Threats from both East and West plunged the empire into a spiral of
decline that lasted for nearly 300 years. The first menace from the
East came from the Persian Sassanid Empire. Sassanid forces took
Palestine, Syria, and Egypt, and even threatened Constantinople at one
point. A more serious threat soon developed with the advent of Islamic
expansionism. Exploding out of the Arabian Peninsula, Muslim forces
swept northward and westward, taking Egypt, Syria, Iraq, Iran, and
Afghanistan. Portions of Asia Minor were wrested from the Byzantine
Empire, and twice between A.D. 668 and 725 Constantinople was nearly
overrun by Muslim forces.
The other major threat to the empire
came from the West. During the late sixth and seventh centuries,
Slavic peoples began to invade the Balkan Peninsula.
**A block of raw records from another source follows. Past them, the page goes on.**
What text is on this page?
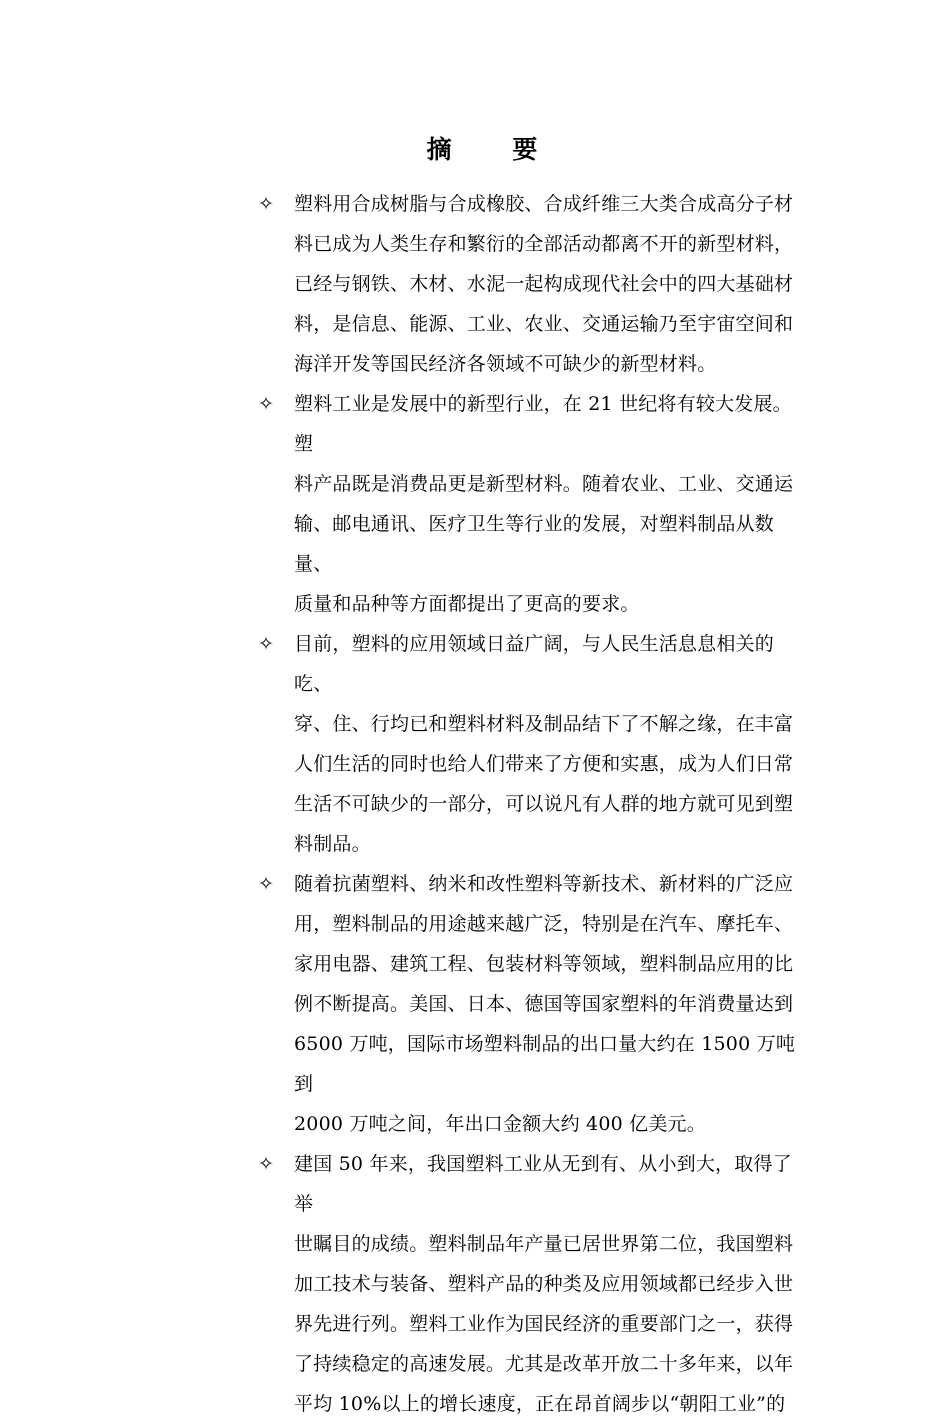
摘 要
✧	塑料用合成树脂与合成橡胶、合成纤维三大类合成高分子材
料已成为人类生存和繁衍的全部活动都离不开的新型材料，
已经与钢铁、木材、水泥一起构成现代社会中的四大基础材
料，是信息、能源、工业、农业、交通运输乃至宇宙空间和
海洋开发等国民经济各领域不可缺少的新型材料。
✧	塑料工业是发展中的新型行业，在 21 世纪将有较大发展。塑
料产品既是消费品更是新型材料。随着农业、工业、交通运
输、邮电通讯、医疗卫生等行业的发展，对塑料制品从数量、
质量和品种等方面都提出了更高的要求。
✧	目前，塑料的应用领域日益广阔，与人民生活息息相关的吃、
穿、住、行均已和塑料材料及制品结下了不解之缘，在丰富
人们生活的同时也给人们带来了方便和实惠，成为人们日常
生活不可缺少的一部分，可以说凡有人群的地方就可见到塑
料制品。
✧	随着抗菌塑料、纳米和改性塑料等新技术、新材料的广泛应
用，塑料制品的用途越来越广泛，特别是在汽车、摩托车、
家用电器、建筑工程、包装材料等领域，塑料制品应用的比
例不断提高。美国、日本、德国等国家塑料的年消费量达到
6500 万吨，国际市场塑料制品的出口量大约在 1500 万吨到
2000 万吨之间，年出口金额大约 400 亿美元。
✧	建国 50 年来，我国塑料工业从无到有、从小到大，取得了举
世瞩目的成绩。塑料制品年产量已居世界第二位，我国塑料
加工技术与装备、塑料产品的种类及应用领域都已经步入世
界先进行列。塑料工业作为国民经济的重要部门之一，获得
了持续稳定的高速发展。尤其是改革开放二十多年来，以年
平均 10%以上的增长速度，正在昂首阔步以“朝阳工业”的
Major cities such
as Athens, Thebes, and Thessaloniki were safe behind defensible walls.
Much of the indigenous population of the Balkans, Greeks included,
fled, especially to Calabria at the southern tip of Italy, or
relocated their settlements to higher, more secure regions of the
Balkans. Under these conditions, urban centers no longer were the
basis of Byzantine society in the Balkans.
But the Slavic arrivals were unable to
preserve their own distinct cultural identities; very soon their
hellenization process began. Greek remained the mother tongue of the
region, and Christianity remained the dominant faith. Although the
Slavic invasions and Islamic conquests of the seventh and eighth
centuries shrank the Byzantine state, it survived as a recognizable
entity grounded more firmly than ever in the Balkans and Asia Minor.